Graham blamed a "software glitch" for the problem, and said DearAOL had been mistakenly identified as a site run by e-mail spammers. Like most ISPs, AOL runs a filtering program to try to prevent unwanted messages clogging up users' inboxes. Technicians fixed the block within 24 hours.

Who's reading your mail?

* Your employer has the right to read any e-mail you send from work, and many companies will automatically filter your mail before it arrives to prevent spam.

* Your Internet service provider has access to any e-mail you send from a private account. It will usually filter it for unwanted messages.

* If you use a Web-based e-mail account like Google mail or Microsoft's Hotmail, your ISP cannot read your e-mail but the e-mail provider can. The Google mail program will scan your messages to place appropriate advertising on to your screen. The advertisers, however, cannot read your mail.

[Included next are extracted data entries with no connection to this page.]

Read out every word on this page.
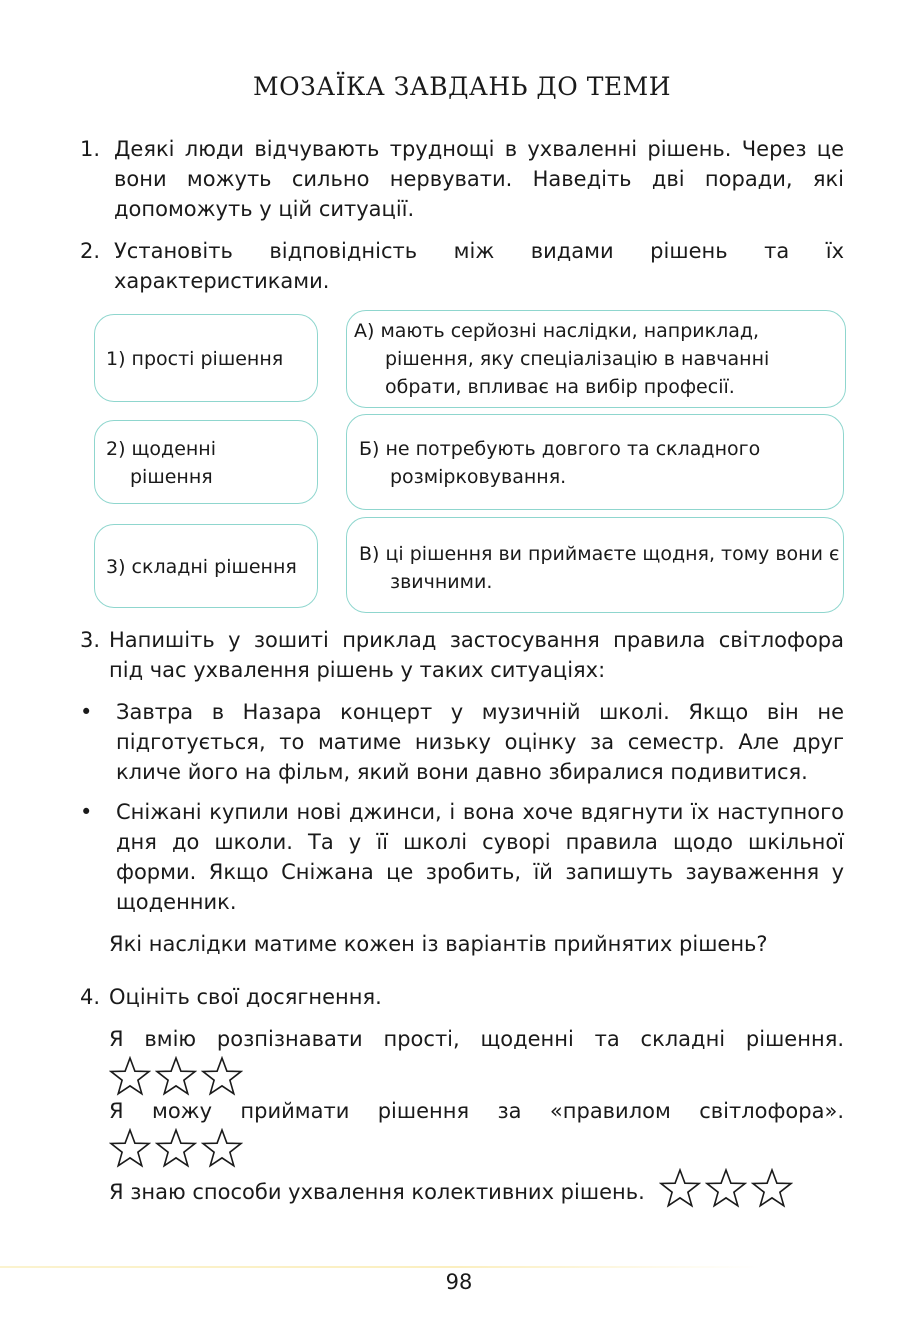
МОЗАЇКА ЗАВДАНЬ ДО ТЕМИ
1. Деякі люди відчувають труднощі в ухваленні рішень. Через це вони можуть сильно нервувати. Наведіть дві поради, які допоможуть у цій ситуації.
2. Установіть відповідність між видами рішень та їх характеристиками.
1) прості рішення
2) щоденні рішення
3) складні рішення
А) мають серйозні наслідки, наприклад, рішення, яку спеціалізацію в навчанні обрати, впливає на вибір професії.
Б) не потребують довгого та складного розмірковування.
В) ці рішення ви приймаєте щодня, тому вони є звичними.
3. Напишіть у зошиті приклад застосування правила світлофора під час ухвалення рішень у таких ситуаціях:
• Завтра в Назара концерт у музичній школі. Якщо він не підготується, то матиме низьку оцінку за семестр. Але друг кличе його на фільм, який вони давно збиралися подивитися.
• Сніжані купили нові джинси, і вона хоче вдягнути їх наступного дня до школи. Та у її школі суворі правила щодо шкільної форми. Якщо Сніжана це зробить, їй запишуть зауваження у щоденник.
Які наслідки матиме кожен із варіантів прийнятих рішень?
4. Оцініть свої досягнення.
Я вмію розпізнавати прості, щоденні та складні рішення.
Я можу приймати рішення за «правилом світлофора».
Я знаю способи ухвалення колективних рішень.
98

* Law enforcement agencies have the right to read your e-mail if a warrant has been issued. Any ISP in Europe is now legally obliged to keep track of your e-mail and Internet use for potential investigation by the security services.

Source: The Guardian


DearAOL.com consists of an open letter that attacks the company's decision to begin charging to deliver some e-mail. The plans, announced in February, will introduce a special tariff that companies or individuals can pay to guarantee that an e-mail will bypass spam filtering systems. It is thought the system will cost between US$2.50 and US$10 per thousand e-mails. Other providers such as Yahoo are considering the system, but it has yet to be implemented.

"This system would create a two-tiered Internet in which affluent mass e-mailers could pay AOL a fee that amounts to an `e-mail tax' for every e-mail sent," says the letter, which has gained more than 350,000 signatories since it was launched two months ago.